Quand je parle de puissance maritime, on est dans un aspect qui est à la fois stratégique et économique. Rien que dans un pays comme la France – qui n’est pas le plus grand pays du monde – c’est aujourd’hui un chiffre d’affaires de 100 milliards d’euros, et 350 000 emplois directs. Sur le plan stratégique, il y a les questions de souveraineté, qu’on associe par le civil, il faut avoir une flotte et un pavillon pour assurer pendant des périodes de crise. Aujourd’hui, pour protéger son pays, ça ne se passe plus sur le territoire mais ça se passe à des milliers de kilomètres en mer, où naissent des conflits. 

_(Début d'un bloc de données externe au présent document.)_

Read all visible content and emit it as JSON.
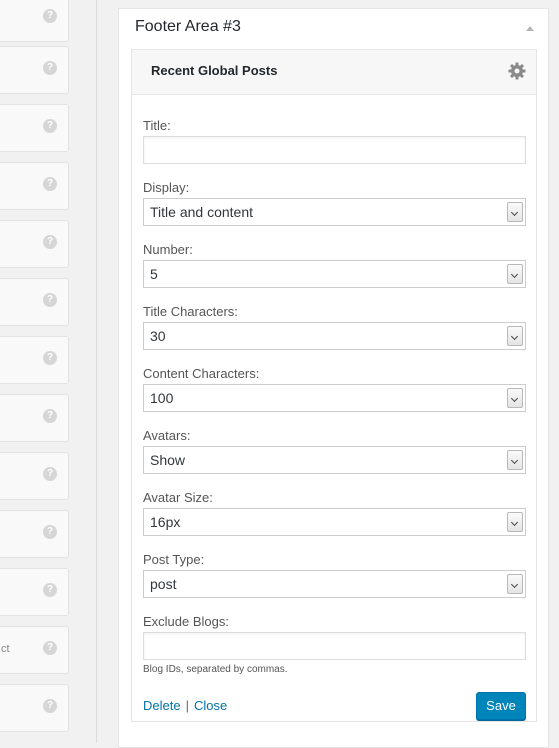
{
  "left_column": {
    "help_glyph": "?",
    "stub_text": "ct"
  },
  "sidebar": {
    "title": "Footer Area #3"
  },
  "widget": {
    "title": "Recent Global Posts",
    "fields": {
      "title": {
        "label": "Title:",
        "value": ""
      },
      "display": {
        "label": "Display:",
        "value": "Title and content"
      },
      "number": {
        "label": "Number:",
        "value": "5"
      },
      "title_characters": {
        "label": "Title Characters:",
        "value": "30"
      },
      "content_characters": {
        "label": "Content Characters:",
        "value": "100"
      },
      "avatars": {
        "label": "Avatars:",
        "value": "Show"
      },
      "avatar_size": {
        "label": "Avatar Size:",
        "value": "16px"
      },
      "post_type": {
        "label": "Post Type:",
        "value": "post"
      },
      "exclude_blogs": {
        "label": "Exclude Blogs:",
        "value": "",
        "hint": "Blog IDs, separated by commas."
      }
    },
    "actions": {
      "delete_label": "Delete",
      "separator": "|",
      "close_label": "Close",
      "save_label": "Save"
    }
  },
  "colors": {
    "accent": "#0085ba",
    "link": "#0073aa"
  }
}
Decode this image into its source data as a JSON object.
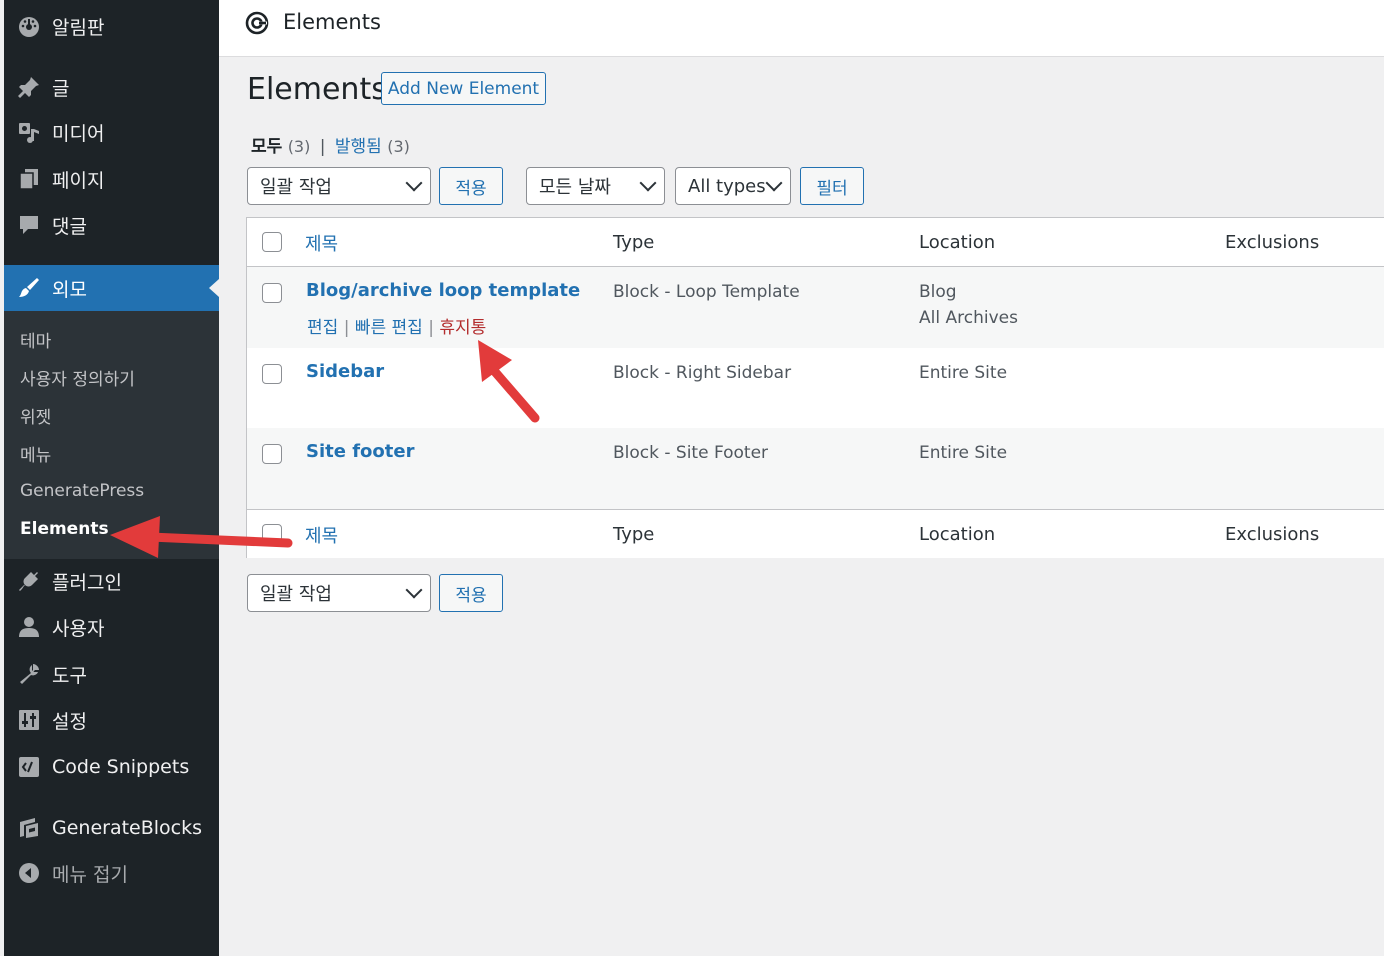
{
  "sidebar": {
    "dashboard": "알림판",
    "posts": "글",
    "media": "미디어",
    "pages": "페이지",
    "comments": "댓글",
    "appearance": "외모",
    "submenu": [
      "테마",
      "사용자 정의하기",
      "위젯",
      "메뉴",
      "GeneratePress",
      "Elements"
    ],
    "plugins": "플러그인",
    "users": "사용자",
    "tools": "도구",
    "settings": "설정",
    "code_snippets": "Code Snippets",
    "generateblocks": "GenerateBlocks",
    "collapse": "메뉴 접기"
  },
  "topbar": {
    "title": "Elements"
  },
  "main": {
    "title": "Elements",
    "add_new": "Add New Element",
    "views": {
      "all_label": "모두",
      "all_count": "(3)",
      "separator": "|",
      "published_label": "발행됨",
      "published_count": "(3)"
    },
    "bulk_action": "일괄 작업",
    "apply": "적용",
    "date_filter": "모든 날짜",
    "type_filter": "All types",
    "filter_button": "필터"
  },
  "table": {
    "columns": {
      "title": "제목",
      "type": "Type",
      "location": "Location",
      "exclusions": "Exclusions"
    },
    "rows": [
      {
        "title": "Blog/archive loop template",
        "type": "Block - Loop Template",
        "location1": "Blog",
        "location2": "All Archives",
        "actions": {
          "edit": "편집",
          "quick_edit": "빠른 편집",
          "trash": "휴지통",
          "sep": "|"
        }
      },
      {
        "title": "Sidebar",
        "type": "Block - Right Sidebar",
        "location1": "Entire Site"
      },
      {
        "title": "Site footer",
        "type": "Block - Site Footer",
        "location1": "Entire Site"
      }
    ]
  },
  "colors": {
    "sidebar_bg": "#1d2327",
    "accent": "#2271b1",
    "trash": "#b32d2e",
    "annotation_arrow": "#e23b3b"
  }
}
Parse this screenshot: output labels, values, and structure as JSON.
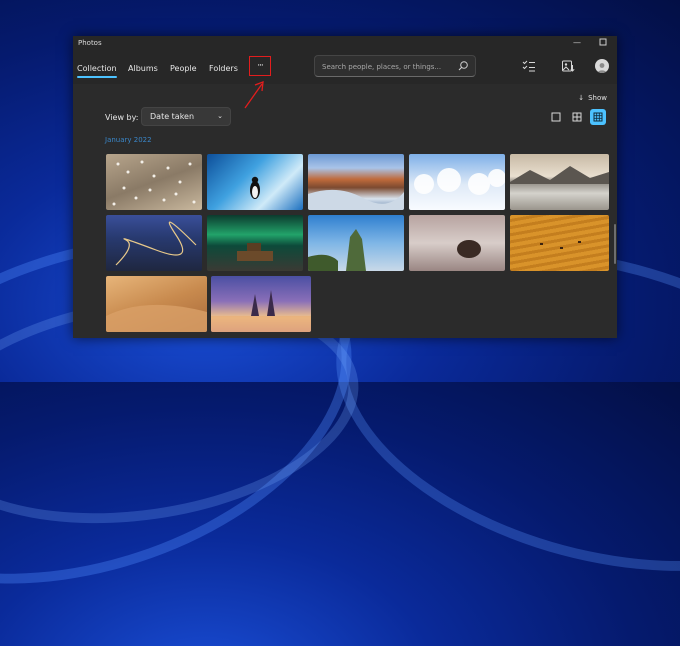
{
  "window": {
    "title": "Photos"
  },
  "nav": {
    "tabs": [
      {
        "label": "Collection",
        "active": true
      },
      {
        "label": "Albums"
      },
      {
        "label": "People"
      },
      {
        "label": "Folders"
      }
    ],
    "more_label": "···",
    "search_placeholder": "Search people, places, or things..."
  },
  "toolbar": {
    "show_label": "Show",
    "view_by_label": "View by:",
    "view_by_value": "Date taken"
  },
  "gallery": {
    "group_title": "January 2022",
    "photos": [
      "birds-flock",
      "ice-cave-penguin",
      "glacier-canyon",
      "snowy-forest",
      "mountain-lake-reflection",
      "winding-road-mountains",
      "aurora-ship",
      "rock-pillar-fog",
      "porcupine-snow",
      "orange-field-deer",
      "desert-dunes",
      "city-night-cathedral"
    ]
  },
  "colors": {
    "accent": "#4cc2ff",
    "highlight_box": "#e21d1d",
    "group_title": "#3a86c8"
  },
  "icons": [
    "search-icon",
    "select-icon",
    "import-icon",
    "sort-arrow-icon",
    "single-layout-icon",
    "grid-layout-icon",
    "tiles-layout-icon",
    "chevron-down-icon",
    "minimize-icon",
    "maximize-icon"
  ]
}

Et puis il y a cette zone, qui devient de plus en plus centrale, qui est l’Indopacifique. Il est donc évident que le Caillou, là où il est placé, avec sa ZEE, avec la possibilité de points d’appuis est un élément important dans le jeu géopolitique. D’ailleurs, on voit bien aujourd’hui qu’il faut des puissances intermédiaires pour réguler le jeu. On ne peut pas laisser des zones comme celle-là sous tension. Je suis absolument convaincu que si on arrive à trouver les bonnes voies du dialogue, ça n’a pas non plus d’intérêt pour la Nouvelle-Calédonie. On est dans un monde tellement interconnecté qu’il faut toujours se poser la question : comment est-ce que je peux trouver le meilleur équilibre pour mes intérêts ? Je pense que pour la Nouvelle-Calédonie, c’est une chose importante de faire partie de ce rôle d’équilibre qu’elle peut jouer avec la France.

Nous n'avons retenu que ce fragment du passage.